And we look and see each time, did we do better than we did the best time we've done so far? So we went from 56 to 46. This one was greater, so we ignored it. This one was 41, which was less, so we went ahead and kept that one. And for all of the remaining 16 times that we tried to implement hill climbing and we tried to run the hill-climbing algorithm, we couldn't do any better than that 41. 

Again, maybe there is a way to do better that we just didn't find, but it looks like that way ended up being a pretty good solution to the problem. That was attempt number 3 starting from counting at zero. So we can take a look at that, open up number 3, and this was the state that happened to have a cost of 41, that after running the hill-climbing algorithm on some particular, random initial configuration of hospitals, this is what we found was the local minimum in terms of trying to minimize the cost. 

And it looks like we did pretty well, that this hospital is pretty close to this region. This one is pretty close to these houses here. This hospital looks about as good as we can do for trying to capture those houses over on that side. And so these sorts of algorithms can be quite useful for trying to solve these problems. 

But the real problem with many of these different types of hill climbing, steepest ascents, stochastic, first choice, and so forth is that they never make a move that makes our situation worse. They're always going to take ourselves in our current state, look at the neighbors, and consider, can we do better than our current state, and move to one of those neighbors. Which of those neighbors we choose might vary among these various different types of algorithms, but we never go from a current position to a position that is worse than our current position. 

And ultimately, that's what we're going to need to do if we want to be able to find a global maximum or a global minimum. Because sometimes if we get stuck, we want to find some way of dislodging ourselves from our local maximum or local minimum in order to find the global maximum or the global minimum or increase the probability that we do find it. 

And so the most popular technique for trying to approach the problem from that angle is a technique known as "simulated annealing," simulated because it's modeling after a real physical process of annealing where you can think about this in terms of physics, a physical situation where you have some system of particles. 
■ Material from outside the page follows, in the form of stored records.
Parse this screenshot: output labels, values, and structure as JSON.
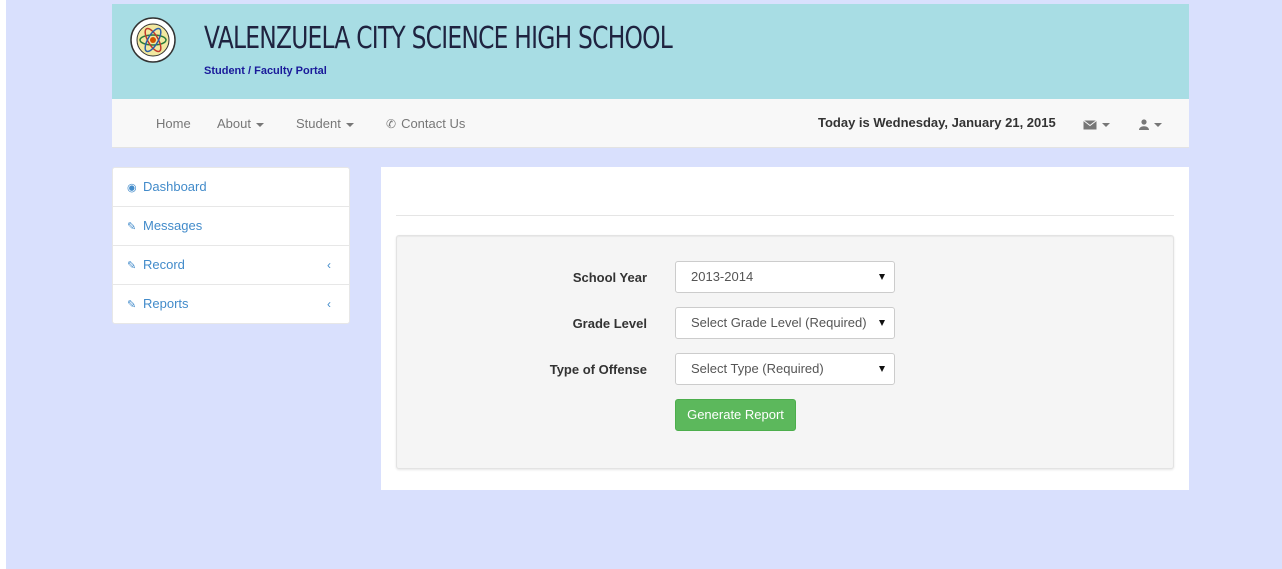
{
  "header": {
    "title": "VALENZUELA CITY SCIENCE HIGH SCHOOL",
    "subtitle": "Student / Faculty Portal",
    "logo_text": "VALENZUELA CITY SCIENCE HIGH SCHOOL 2003"
  },
  "nav": {
    "home": "Home",
    "about": "About",
    "student": "Student",
    "contact": "Contact Us",
    "today": "Today is Wednesday, January 21, 2015",
    "messages_icon": "envelope-icon",
    "user_icon": "user-icon"
  },
  "sidebar": {
    "items": [
      {
        "label": "Dashboard",
        "icon": "dashboard-icon"
      },
      {
        "label": "Messages",
        "icon": "edit-icon"
      },
      {
        "label": "Record",
        "icon": "edit-icon",
        "arrow": "‹"
      },
      {
        "label": "Reports",
        "icon": "edit-icon",
        "arrow": "‹"
      }
    ]
  },
  "form": {
    "school_year_label": "School Year",
    "school_year_value": "2013-2014",
    "grade_level_label": "Grade Level",
    "grade_level_value": "Select Grade Level (Required)",
    "offense_label": "Type of Offense",
    "offense_value": "Select Type (Required)",
    "generate_button": "Generate Report"
  },
  "colors": {
    "page_bg": "#d9e0fd",
    "banner_bg": "#a8dde4",
    "link": "#428bca",
    "success": "#5cb85c"
  }
}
And you might imagine that when you heat up a particular physical system, there's a lot of energy there. Things are moving around quite randomly. But over time, as the system cools down, it eventually settles into some final position. And that's going to be the general idea of simulated annealing. We're going to simulate that process of some high-temperature system where things are moving around randomly quite frequently but, over time, decreasing that temperature until we eventually settle at our ultimate solution. 

And the idea is going to be if we have some state-space landscape that looks like this and we begin at its initial state here, if we're looking for a global maximum and we're trying to maximize the value of the state, our traditional hill-climbing algorithms would just take the state, and look at the two neighbor ones, and always pick the one that is going to increase the value of the state. 

But if we want some chance of being able to find the global maximum, we can't always make good moves. We have to sometimes make bad moves and allow ourselves to make a move in a direction that actually seems, for now, to make our situation worse such that later we can find our way up to that global maximum in terms of trying to solve that problem. 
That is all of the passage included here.